Kindred Motorworks is in the business of modernizing and electrifying classic cars, or in their words, “Making your formerly irrational desire for a vintage car completely justifiable”. However, as they ramped up production and readied plans to open an even larger factory, that passion began to show growing pains. Blueprints, Kindred's custom teardown and restoration instructions, allow precise ordering and complex dependencies while holding all the necessary details for each step of the process. Yet technicians were struggling to take full advantage of them. Missed opportunities for parallel work left time and money on the factory floor. Kindred quickly realized that their Retool solution wasn't cutting it and that this hit to efficiency would only grow over time. Kindred came to Lab Zero to help redesign and replace their Retool implementation with a modern React application.
Lab Zero's project team (product, design and engineering) dove deep into Kindred's processes, tested concepts with technicians, and created an internal tool allowing technicians to blueprint the teardown and rebuild processes for their classic car offerings.
So what exactly is ‘blueprinting’? Once Kindred decides on a model to restore and/or electrify, they first need to get that vehicle into the shop. There, it's torn down and put back together multiple times before production can begin. Through this process, every tool, part, time estimate, and more is painstakingly documented. Lab Zero’s challenge lay in crafting an experience to best help blueprinters organize that information, surface hidden connections, and work in parallel with the rest of the team.
More than a simple list of steps, the new app is a hierarchical database making it easy to set dependencies and let other work run in parallel. Now, multiple technicians can work on different parts of the same car at the same time, meaning more vehicles produced in less time—a win for everyone!
“Super excited that this is real. This is pretty awesome.
You’re knocking it out of the park!”
Troy Eastlack, VP, Engineering at Kindred Motorworks
From the start, we used our agile delivery playbook to slice up our work into weeklong sprints. We set off with a crash course on Kindred’s existing blueprinting system. This demonstrated their manufacturing model while also revealing the current software limitations. With this base knowledge, we planned interviews with the technicians to find out more about how they used the system.
Talking with users is critical for any successful project and with Kindred it was no different. Seeing the system in use revealed not only errors and a confusing interface, but also how technicians worked around such difficulties. Reviewing and prioritizing the learnings from these sessions pointed us in the direction of key moments to focus on for the new app.
Kindred technicians wanted a more visual representation of tasks; a representation that surfaces connections across blueprints and differentiates tasks at different levels.
To expedite the design stage and produce a functional MVP within six months, we evaluated different open-source design systems. Considering that this internal tool needed little in the way of branding, working from a design system would significantly reduce the time to development. From a range of options, we decided on Ant Design due to the breadth of its component library, its simple integration with React, and its focus on accessibility. Confirming this choice let the design team start mocking up potential layouts much sooner than we’d otherwise be able to.

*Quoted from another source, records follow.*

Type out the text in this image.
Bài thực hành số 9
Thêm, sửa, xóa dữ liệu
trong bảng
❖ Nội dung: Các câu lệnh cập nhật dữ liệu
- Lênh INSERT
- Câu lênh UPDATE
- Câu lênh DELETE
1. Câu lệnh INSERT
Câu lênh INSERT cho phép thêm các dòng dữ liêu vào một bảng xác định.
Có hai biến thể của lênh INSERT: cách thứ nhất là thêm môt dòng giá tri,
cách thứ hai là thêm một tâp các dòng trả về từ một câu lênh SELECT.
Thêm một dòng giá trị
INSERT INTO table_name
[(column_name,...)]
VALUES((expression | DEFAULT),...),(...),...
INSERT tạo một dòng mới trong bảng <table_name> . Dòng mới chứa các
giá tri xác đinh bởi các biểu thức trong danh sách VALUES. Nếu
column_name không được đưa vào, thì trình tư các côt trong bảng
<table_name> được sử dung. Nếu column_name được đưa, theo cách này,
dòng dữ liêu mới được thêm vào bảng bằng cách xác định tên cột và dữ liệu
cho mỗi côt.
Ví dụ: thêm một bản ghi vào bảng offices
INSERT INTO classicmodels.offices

At set milestones, we organized user testing sessions to validate our design and catch any major issues. Starting with static prototypes, we eventually moved our testing to the development environment. These sessions gave us valuable feedback, both on our surface-level design decisions, as well as on deeper gaps in understanding between technicians and management.
“The expanded tree layout is really fantastic.
It’s miles better than what we’re dealing with today.”
Basil Elbanna, Process Engineer, Kindred Motorworks
Throughout the project, Kindred’s trust in the Lab Zero process allowed us to prioritize our goals, stick to a solid sprint schedule, and iterate quickly. The availability and close collaboration of their engineers right from kick-off ensured that design decisions always stayed feasible. Feedback from Kindred arrived on-time to influence the next design iteration, while easy access to their technicians let us test our designs and prototypes at critical milestones. Transparent check-ins and schedule reviews with our product manager kept everyone on-track and abreast of progress.
No project is ever 100% smooth sailing, and with a small team and a short deadline, we naturally encountered some difficulties along the way. The primary challenge the team faced was aligning the pace of engineering between Lab Zero’s front-end work and Kindred’s API development. At the project’s start, their existing front-end was making direct queries to the database—something we urgently needed to move away from through the development of an API. To even up this disparity, we helped our partners at Kindred find new backend developer candidates, while also integrating our front-end engineers more closely in Kindred’s development cycles.
While we succeeded in delivering a functional MVP in six months, that’s just the beginning for Kindred. With plans to transition to a larger facility later in 2022, and a further ramp up of production in early 2023, our new blueprinting app will have ample opportunity for further testing and refinement. Along with a roadmap of future features to work on, Lab Zero and Kindred look forward to continued collaboration to ensure their process is as efficient as possible at scale.
With the first official customer delivery made in late November, and a year of experience at their new facility under their belt, Kindred can look back on 2023 with success. In the background, our blueprinting app helped technicians document over 400 tasks and will be keeping production on-track as the company continues into 2024 and beyond!